Şu aralar hava o kadar soğuk ki, kaloriferler sıcak olmasına rağmen oda ısınmıyor. Benim ne altımda ne de üstümde kimse kalmadığı için yerler deli gibi soğuk oluyor. Gerçi bu sadece benim evimde olmuyormuş, bunu bugün öğrendim. Soğuklardan cidden nefret ediyorum, şöyle bir an önce Şubat’a Mart’a atlasak diye düşünüyorum, ne mükemmel olurdu.

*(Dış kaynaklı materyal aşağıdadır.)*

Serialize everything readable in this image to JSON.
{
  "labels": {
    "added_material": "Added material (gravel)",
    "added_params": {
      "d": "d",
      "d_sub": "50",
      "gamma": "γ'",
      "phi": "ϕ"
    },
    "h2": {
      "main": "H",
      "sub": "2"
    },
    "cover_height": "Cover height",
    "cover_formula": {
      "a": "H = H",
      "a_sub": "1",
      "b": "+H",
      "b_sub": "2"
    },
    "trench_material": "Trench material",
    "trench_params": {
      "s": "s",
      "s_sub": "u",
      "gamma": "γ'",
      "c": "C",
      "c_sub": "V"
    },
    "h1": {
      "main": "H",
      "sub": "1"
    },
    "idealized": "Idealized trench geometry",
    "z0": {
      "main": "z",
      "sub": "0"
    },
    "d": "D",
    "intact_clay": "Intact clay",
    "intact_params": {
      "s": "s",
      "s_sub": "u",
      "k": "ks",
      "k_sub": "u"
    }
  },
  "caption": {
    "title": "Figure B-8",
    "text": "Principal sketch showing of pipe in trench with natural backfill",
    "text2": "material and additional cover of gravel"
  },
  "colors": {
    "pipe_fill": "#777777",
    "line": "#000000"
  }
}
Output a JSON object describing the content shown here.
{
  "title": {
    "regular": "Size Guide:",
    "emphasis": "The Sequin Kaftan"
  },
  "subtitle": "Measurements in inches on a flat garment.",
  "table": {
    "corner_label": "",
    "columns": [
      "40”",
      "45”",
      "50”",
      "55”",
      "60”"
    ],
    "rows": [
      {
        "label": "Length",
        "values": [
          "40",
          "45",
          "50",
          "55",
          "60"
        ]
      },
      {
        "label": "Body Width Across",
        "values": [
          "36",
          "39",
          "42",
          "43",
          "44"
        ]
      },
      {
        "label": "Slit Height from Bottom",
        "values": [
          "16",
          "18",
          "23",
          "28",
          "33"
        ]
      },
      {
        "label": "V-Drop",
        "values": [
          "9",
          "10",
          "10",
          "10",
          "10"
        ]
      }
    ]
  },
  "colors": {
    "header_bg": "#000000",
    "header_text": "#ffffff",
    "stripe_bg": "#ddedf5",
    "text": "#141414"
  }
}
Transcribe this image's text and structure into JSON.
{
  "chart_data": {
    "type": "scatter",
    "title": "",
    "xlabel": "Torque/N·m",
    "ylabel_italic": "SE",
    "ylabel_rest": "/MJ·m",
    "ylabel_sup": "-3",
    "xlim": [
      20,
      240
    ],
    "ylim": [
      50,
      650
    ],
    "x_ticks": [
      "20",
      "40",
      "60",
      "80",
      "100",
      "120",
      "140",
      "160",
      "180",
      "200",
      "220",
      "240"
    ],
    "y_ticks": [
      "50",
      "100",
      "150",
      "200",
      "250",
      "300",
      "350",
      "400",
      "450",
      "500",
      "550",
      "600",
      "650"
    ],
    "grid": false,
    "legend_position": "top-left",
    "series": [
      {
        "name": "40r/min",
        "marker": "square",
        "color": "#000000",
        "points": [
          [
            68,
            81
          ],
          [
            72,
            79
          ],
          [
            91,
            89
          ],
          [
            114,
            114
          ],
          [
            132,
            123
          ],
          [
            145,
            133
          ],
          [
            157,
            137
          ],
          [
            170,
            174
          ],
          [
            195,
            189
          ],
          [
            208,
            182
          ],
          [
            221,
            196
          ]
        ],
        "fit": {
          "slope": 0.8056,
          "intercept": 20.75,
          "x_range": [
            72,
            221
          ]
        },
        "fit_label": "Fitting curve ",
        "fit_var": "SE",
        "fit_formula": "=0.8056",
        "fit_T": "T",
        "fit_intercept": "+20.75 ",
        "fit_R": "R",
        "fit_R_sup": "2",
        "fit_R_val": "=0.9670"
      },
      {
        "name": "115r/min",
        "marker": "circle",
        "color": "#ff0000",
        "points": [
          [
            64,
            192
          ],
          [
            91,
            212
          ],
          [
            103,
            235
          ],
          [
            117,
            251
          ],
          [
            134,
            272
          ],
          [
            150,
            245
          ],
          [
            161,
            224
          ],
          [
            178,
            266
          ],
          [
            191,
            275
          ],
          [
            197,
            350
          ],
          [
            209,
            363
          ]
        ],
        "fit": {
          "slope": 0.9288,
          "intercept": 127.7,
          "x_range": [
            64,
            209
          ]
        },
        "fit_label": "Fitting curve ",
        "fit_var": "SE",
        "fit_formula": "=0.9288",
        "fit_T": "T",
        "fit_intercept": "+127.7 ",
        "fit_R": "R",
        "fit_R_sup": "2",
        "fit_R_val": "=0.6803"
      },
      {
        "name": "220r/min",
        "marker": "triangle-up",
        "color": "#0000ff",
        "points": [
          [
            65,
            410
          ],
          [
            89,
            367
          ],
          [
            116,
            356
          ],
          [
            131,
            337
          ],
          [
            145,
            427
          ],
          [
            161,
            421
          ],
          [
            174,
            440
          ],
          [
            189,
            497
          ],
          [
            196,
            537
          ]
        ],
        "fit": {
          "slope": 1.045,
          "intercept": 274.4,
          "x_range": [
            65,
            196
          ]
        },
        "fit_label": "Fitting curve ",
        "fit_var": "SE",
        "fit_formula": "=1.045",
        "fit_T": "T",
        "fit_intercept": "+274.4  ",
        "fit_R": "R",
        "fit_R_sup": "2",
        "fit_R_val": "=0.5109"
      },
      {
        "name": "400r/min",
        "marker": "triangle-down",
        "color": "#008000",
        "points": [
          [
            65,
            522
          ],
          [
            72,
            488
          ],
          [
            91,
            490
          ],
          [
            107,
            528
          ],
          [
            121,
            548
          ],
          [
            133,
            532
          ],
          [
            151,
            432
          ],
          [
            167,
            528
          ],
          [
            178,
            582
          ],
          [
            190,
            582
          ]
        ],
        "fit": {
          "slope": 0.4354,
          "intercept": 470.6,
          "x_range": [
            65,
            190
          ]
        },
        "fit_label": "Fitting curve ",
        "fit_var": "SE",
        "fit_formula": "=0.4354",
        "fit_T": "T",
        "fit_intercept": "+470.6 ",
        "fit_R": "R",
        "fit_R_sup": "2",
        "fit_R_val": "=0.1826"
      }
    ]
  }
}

Monitörüm Adana’dan geldi ve mutluyum. Büyük ekranda çalışmak cidden bir lüksmüş, onu gördüm. O kadar kullanışlı oluyor ki… Ah bir de çözünürlüğü yükse olsa. Ama yapabileceğim bir şey yok, çözünürlüğü yüksek olanlar acayip pahalı. Yine şu dolar kuru olayına takılıyorum. Hayatı o kadar çok kitliyor ki. Devlet de sağolsun, vergi üstüne vergi koyuyor ki kaliteli ürünleri alamayalım, sadece parası olan alsın kullansın bunları. Amk neden ben de kullanamıyorum? Sanki lüks bir araba alıyorum. Almak istediğim şeyler cep telefonu, monitör gibi şeyler. Hem kendin üretemiyorsun, o zaman neden alınmasına engel oluyorsun ki? İnsanlar zaten ne ev alabiliyorlar, ne araba alabiliyorlar devletin yüzünden, üstüne bir de bu küçük şeyler pahalı oluyor, sırf ekonomi politikalarından dolayı. Kim bilir ileride ne olacak ama ben elimden geldiğince buradan defolup gitmek istiyorum.